Paul Keating went on to unseat long-standing Labor leader Bob Hawke and take the nation's top political post.
"It's about doing what you think the nation requires," he said shortly before Christmas in 1990 at Canberra's National Press Club.
In echoes of the past, current Prime Minister Tony Abbott has been forced to defend his leadership over the last fortnight. Even senior Liberals like former Victorian Premier Jeff Kennett have warned his reign is now terminal.
"In the end government is not a popularity contest, it's a competence contest," Mr Abbott said as he faced plunging opinion polls and a staggering loss for his Liberals in Queensland elections.
So, after Mr Abbott was forced to face down a challenge to his leadership in his party room on Monday, what has changed in the intervening 25 years?
Everything and very little, say the experts.
The advent of the 24-hour news cycle, the rise and rise of social media commentary, and the fragmentation of ideology have all contributed to a political landscape unknown to Australian governments of the past.
According to Dr Ian Tregenza from Sydney's Macquarie University, the era of three-hour speeches and lengthy public discourse about policy has passed.
"It's rather different now, only in the sense that the media environment is quite different and the sheer pace of politics now and the oppositional dynamic that has developed," he says.
"Our attention span as an electorate is much less than it was."
While broken promises have always been a feature of politics, there were times when ideological stability was more the norm, such as during the 1950s, 1960s and into the 1970s when the Cold War united voters and politicians.
Since then, there has been a "fragmentation of ideology", Dr Tregenza says.
"If you look at any politician, they're all over the place ideologically," he says.
On social media, "everyone's encouraged to think they have an opinion worth listening to", he says.
"We all operate within this new globalised world and both sides are responding to that," he adds.
But he says Australia is currently experiencing a "period of volatility".
Much has also stayed the same, says Dr Stewart Jackson, a lecturer at the University of Sydney.
"It's not as though this is so unusual that there has been leadership speculation," he says.
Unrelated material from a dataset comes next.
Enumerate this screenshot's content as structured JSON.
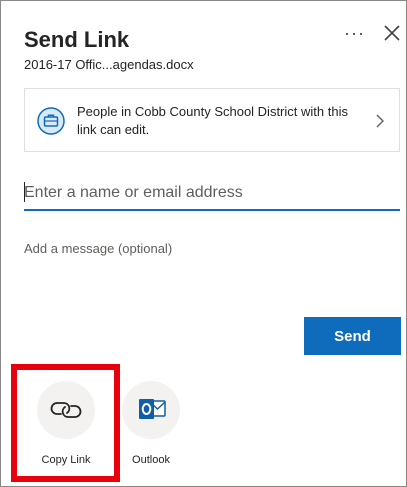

In the 1980s, the Liberal leadership ding-donged between Andrew Peacock, John Hewson and John Howard.
John Gorton also succumbed to a challenge in the early 1970s. "It's, in fact, a feature of the Westminster system that we have this," Dr Jackson says.
If Australia had a presidential system, such contests would not exist.
Dr Jackson says the two-party system has been dented by the increasing influence of minor parties - from the Democrats and Greens through to the Palmer United Party - but it is not dead.
If Labor and the Coalition cannot rejuvenate their primary vote, there would simply be more hung parliaments in future, he says.
While the current leadership crisis unfolds in the nation's capital and commentators scramble to unpick the political rout in Queensland ahead of a March poll in Australia's most populated state, New South Wales, the fundamentals remain the same.
"People are still mostly happy with Australian democracy," Dr Jackson says.
"Most people are comfortable with the form of politics that we have."